A polyamic acid varnish composition comprising a polyamic acid obtained by addition polymerization of an aromatic tetracarboxylic dianhydride and an aromatic diamine, a nitrogen-containing aromatic compound, and a solvent, the aromatic tetracarboxylic dianhydride Has an ester structure represented by the formula (1), and / or the aromatic diamine has an ester structure represented by the formula (2), and the nitrogen-containing aromatic compound is represented by the formulas (3) to (3): 12) selected from the group consisting of an oxazole compound, an amide compound, a nitrile compound, and a benzofurazan derivative, wherein the nitrogen-containing aromatic compound is 0.01 to 20 with respect to 100 parts by mass of the polyamic acid. A polyamic acid varnish composition characterized by being part by mass.

(M is selected from a divalent aromatic group represented by the formula (1), and R _{1 to} R ₃ represent an alkyl group having 1 to 4 carbon atoms, a methoxy group, or a hydrogen atom.)

(M = 0 or 1 and R _{4 to} R ₆ represent an alkyl group having 1 to 4 carbon atoms, a methoxy group, or a hydrogen atom.)

(X ₁ and X ₃ are tetravalent aromatic groups represented by the formulas (3), (4), (7) and (8), and X ₂ and X ₄ are the formulas (5) and (9). In the formula, Y _{1 to} Y ₅ are ether, —S—, a saturated, unsaturated alkylene group having 1 to 4 carbon atoms , a carbonyl group, or a sulfonyl group. R _{7 to} R ₁₄ , R _{16 to} R ₂₉ , and R _{31 to} R ₃₃ are each a hydrogen atom, an alkyl group having 1 to 4 carbon atoms, an alkoxy group, a halogenated alkyl group, a halogen group, a nitro group, a cyano group, A hydroxyl group, —SO ₂ H, —OPh, —SCH ₃ , or —SPh, where n = 1 and 2. R ₁₅ , R ₃₀ , and R ₃₄ are a hydrogen atom, an alkyl group having 1 to 4 carbon atoms, an alkoxy group group, halogenated alkyl group, a halogen group, a nitro group, a cyano group, a hydroxyl group, -SO ₂ H, -OPh, -SCH _3, it is -SPh or a phenyl group.) The polyamic acid varnish composition according to claim 1, wherein the nitrogen-containing aromatic compound is an oxazole compound represented by any one or more of formulas (13) to (15).

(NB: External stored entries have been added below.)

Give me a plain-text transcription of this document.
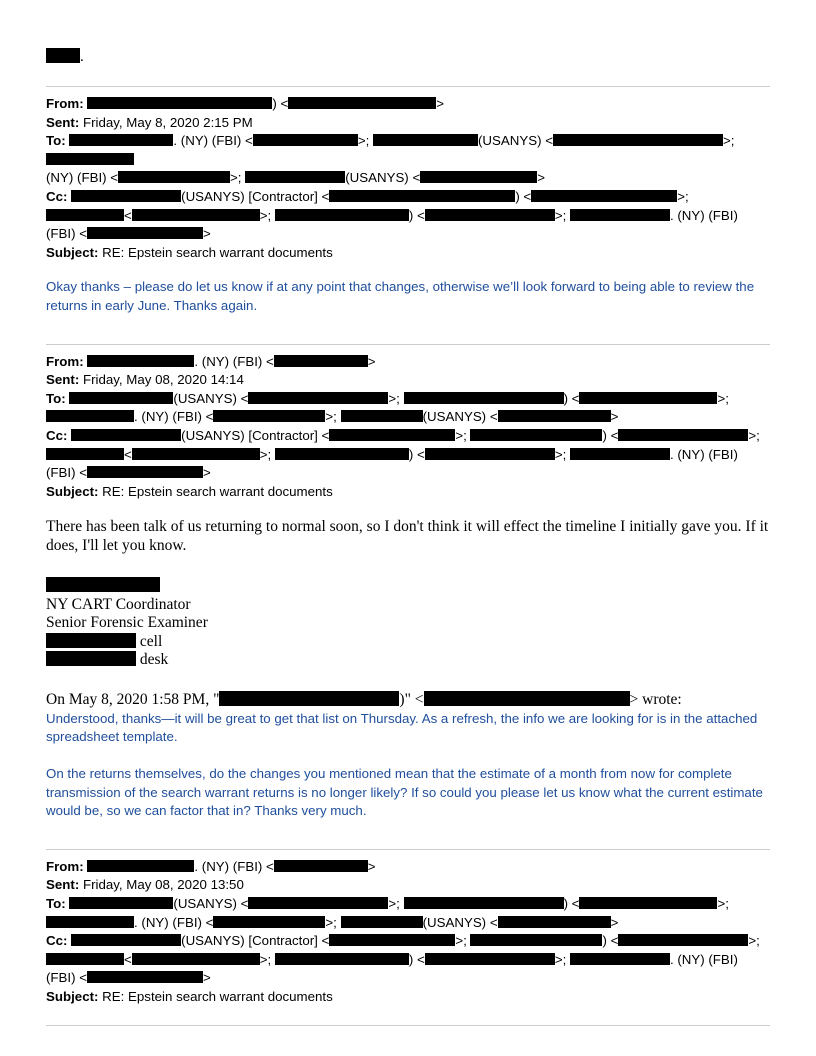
.
From:	) <	>
Sent: Friday, May 8, 2020 2:15 PM
To:	. (NY) (FBI) <	>;	(USANYS) <	>;
(NY) (FBI) <	>;	(USANYS) <	>
Cc:	(USANYS) [Contractor] <	) <	>;
<	>;	) <	>;	. (NY) (FBI)
(FBI) <	>
Subject: RE: Epstein search warrant documents

Okay thanks – please do let us know if at any point that changes, otherwise we’ll look forward to being able to review the returns in early June. Thanks again.

From:	. (NY) (FBI) <	>
Sent: Friday, May 08, 2020 14:14
To:	(USANYS) <	>;	) <	>;
. (NY) (FBI) <	>;	(USANYS) <	>
Cc:	(USANYS) [Contractor] <	>;	) <	>;
<	>;	) <	>;	. (NY) (FBI)
(FBI) <	>
Subject: RE: Epstein search warrant documents

There has been talk of us returning to normal soon, so I don't think it will effect the timeline I initially gave you. If it does, I'll let you know.

NY CART Coordinator
Senior Forensic Examiner
cell
desk
On May 8, 2020 1:58 PM, "	)" <	> wrote:

Understood, thanks—it will be great to get that list on Thursday. As a refresh, the info we are looking for is in the attached spreadsheet template.

On the returns themselves, do the changes you mentioned mean that the estimate of a month from now for complete transmission of the search warrant returns is no longer likely? If so could you please let us know what the current estimate would be, so we can factor that in? Thanks very much.

From:	. (NY) (FBI) <	>
Sent: Friday, May 08, 2020 13:50
To:	(USANYS) <	>;	) <	>;
. (NY) (FBI) <	>;	(USANYS) <	>
Cc:	(USANYS) [Contractor] <	>;	) <	>;
<	>;	) <	>;	. (NY) (FBI)
(FBI) <	>
Subject: RE: Epstein search warrant documents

(X ₅ is a tetravalent aromatic group represented by the formula (13), and X ₆ is a divalent aromatic group represented by the formula (14). R _{35 to} R ₃₈ , R ₄₀ is a hydrogen atom, an alkyl group having 1 to 4 carbon atoms, an alkoxy group, a halogenated alkyl group, a halogen group, a nitro group, a cyano group, a hydroxyl _{group, -SO 2 H, -OPh, -SCH} 3, or -SPh R ₃₉ is a hydrogen atom, an alkyl group having 1 to 4 carbon atoms, an alkoxy group, a halogenated alkyl group, a halogen group, a nitro group, a cyano group, a hydroxyl group, —SO ₂ H, —OPh, —SCH ₃ , —SPh. Or a phenyl group.) The polyamic acid varnish composition according to claim 1, wherein the nitrogen-containing aromatic compound is an amide compound represented by any one or more of formulas (16) to (18).

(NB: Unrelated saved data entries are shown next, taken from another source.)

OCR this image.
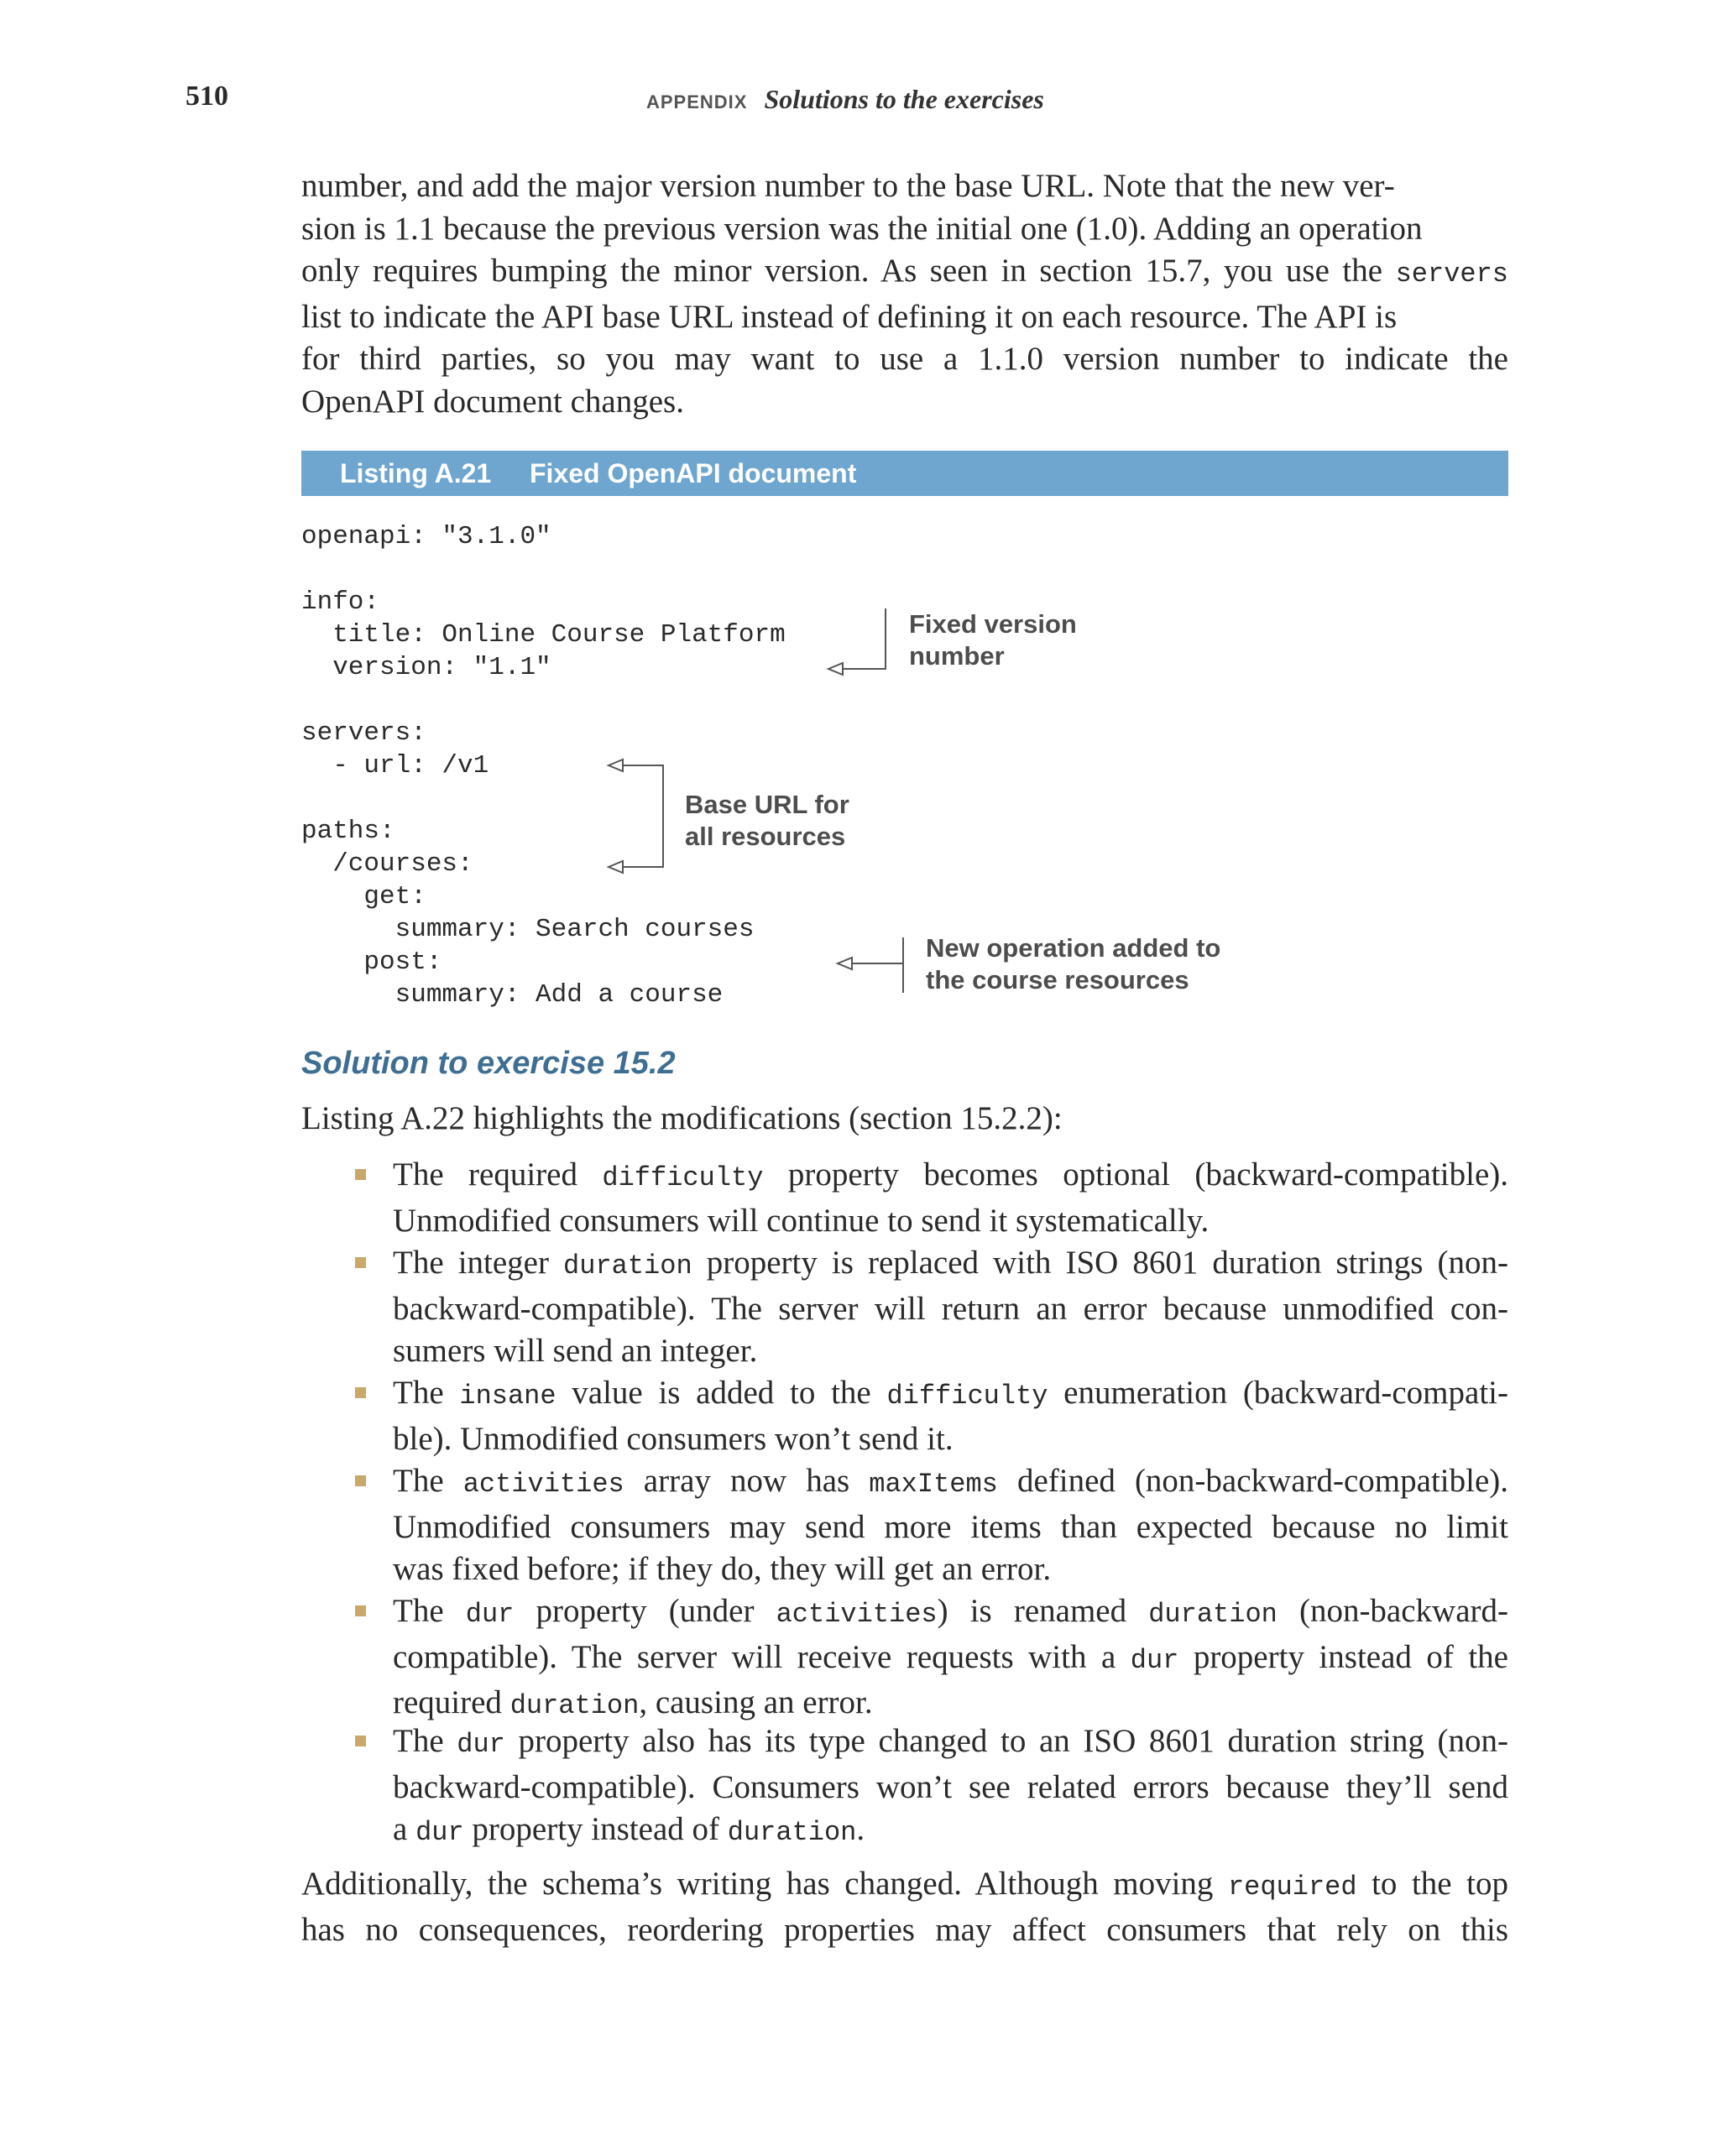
510	APPENDIX Solutions to the exercises
number, and add the major version number to the base URL. Note that the new ver-
sion is 1.1 because the previous version was the initial one (1.0). Adding an operation
only requires bumping the minor version. As seen in section 15.7, you use the servers
list to indicate the API base URL instead of defining it on each resource. The API is
for third parties, so you may want to use a 1.1.0 version number to indicate the
OpenAPI document changes.
Listing A.21 Fixed OpenAPI document
openapi: "3.1.0"
info:
title: Online Course Platform
version: "1.1"
servers:
- url: /v1
paths:
/courses:
get:
summary: Search courses
post:
summary: Add a course
Fixed version
number
Base URL for
all resources
New operation added to
the course resources
Solution to exercise 15.2
Listing A.22 highlights the modifications (section 15.2.2):
The required difficulty property becomes optional (backward-compatible).
Unmodified consumers will continue to send it systematically.
The integer duration property is replaced with ISO 8601 duration strings (non-
backward-compatible). The server will return an error because unmodified con-
sumers will send an integer.
The insane value is added to the difficulty enumeration (backward-compati-
ble). Unmodified consumers won’t send it.
The activities array now has maxItems defined (non-backward-compatible).
Unmodified consumers may send more items than expected because no limit
was fixed before; if they do, they will get an error.
The dur property (under activities) is renamed duration (non-backward-
compatible). The server will receive requests with a dur property instead of the
required duration, causing an error.
The dur property also has its type changed to an ISO 8601 duration string (non-
backward-compatible). Consumers won’t see related errors because they’ll send
a dur property instead of duration.
Additionally, the schema’s writing has changed. Although moving required to the top
has no consequences, reordering properties may affect consumers that rely on this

(X ₇ is a tetravalent aromatic group represented by the formula (16), and X ₈ is a divalent aromatic group represented by the formula (17). R _{41 to} R ₄₄ , R ₄₆ is a hydrogen atom, an alkyl group having 1 to 4 carbon atoms, an alkoxy group, a halogenated alkyl group, a halogen group, a nitro group, a cyano group, a hydroxyl group, —SO ₂ H, —OPh, —SCH ₃ , or —SPh. R ₄₅ is a hydrogen atom, an alkyl group having 1 to 4 carbon atoms, an alkoxy group, a halogenated alkyl group, a halogen group, a nitro group, a cyano group, a hydroxyl group, —SO ₂ H, —OPh, —SCH ₃ , —SPh. Or a phenyl group.) The polyamic acid varnish composition according to claim 1, wherein the nitrogen-containing aromatic compound is an amide compound represented by the formula (16).

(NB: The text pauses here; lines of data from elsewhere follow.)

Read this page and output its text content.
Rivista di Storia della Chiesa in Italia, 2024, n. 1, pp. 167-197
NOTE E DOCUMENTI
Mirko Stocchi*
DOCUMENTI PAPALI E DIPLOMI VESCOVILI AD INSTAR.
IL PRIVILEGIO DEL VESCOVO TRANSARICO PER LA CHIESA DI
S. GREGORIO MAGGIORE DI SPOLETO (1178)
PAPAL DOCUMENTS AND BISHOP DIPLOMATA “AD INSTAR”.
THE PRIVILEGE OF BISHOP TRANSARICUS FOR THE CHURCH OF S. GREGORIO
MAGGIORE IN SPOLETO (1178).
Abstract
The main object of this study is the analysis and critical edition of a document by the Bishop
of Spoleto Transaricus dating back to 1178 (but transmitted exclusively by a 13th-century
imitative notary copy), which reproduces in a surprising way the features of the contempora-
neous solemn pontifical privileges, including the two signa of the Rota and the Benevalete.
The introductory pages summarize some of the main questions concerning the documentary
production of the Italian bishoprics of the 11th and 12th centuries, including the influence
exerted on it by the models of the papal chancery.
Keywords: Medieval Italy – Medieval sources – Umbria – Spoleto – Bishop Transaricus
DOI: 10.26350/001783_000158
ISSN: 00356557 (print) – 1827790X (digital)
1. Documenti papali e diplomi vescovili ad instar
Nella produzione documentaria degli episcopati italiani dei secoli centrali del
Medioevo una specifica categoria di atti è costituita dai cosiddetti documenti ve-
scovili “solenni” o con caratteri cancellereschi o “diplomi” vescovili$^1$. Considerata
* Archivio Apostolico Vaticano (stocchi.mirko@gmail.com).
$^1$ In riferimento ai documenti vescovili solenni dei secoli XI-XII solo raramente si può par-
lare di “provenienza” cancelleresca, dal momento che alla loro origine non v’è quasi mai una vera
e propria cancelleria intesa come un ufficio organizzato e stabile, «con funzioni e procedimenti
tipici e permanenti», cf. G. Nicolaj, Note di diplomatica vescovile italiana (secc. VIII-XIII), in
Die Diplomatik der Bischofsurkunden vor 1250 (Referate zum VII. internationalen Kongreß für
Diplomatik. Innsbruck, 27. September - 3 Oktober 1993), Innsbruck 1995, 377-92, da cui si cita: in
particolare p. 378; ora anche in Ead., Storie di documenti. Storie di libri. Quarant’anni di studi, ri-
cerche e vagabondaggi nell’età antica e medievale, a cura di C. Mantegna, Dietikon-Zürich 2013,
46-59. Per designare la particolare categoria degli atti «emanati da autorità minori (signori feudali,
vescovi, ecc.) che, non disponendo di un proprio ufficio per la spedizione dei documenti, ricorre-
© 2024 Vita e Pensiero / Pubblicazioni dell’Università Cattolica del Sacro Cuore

(X ₇ is a tetravalent aromatic group represented by the formula (16). R ₄₁ and R ₄₂ are a hydrogen atom, an alkyl group having 1 to 4 carbon atoms, an alkoxy group, a halogenated alkyl group, a halogen atom. Group, nitro group, cyano group, hydroxyl group, —SO ₂ H, —OPh, —SCH ₃ , or —SPh.)   A polyimide resin obtained by imidizing the polyamic acid varnish composition according to claim 1.   A metal-polyimide composite comprising a polyimide resin obtained by imidizing the polyamic acid varnish composition according to claim 1 and a metal foil.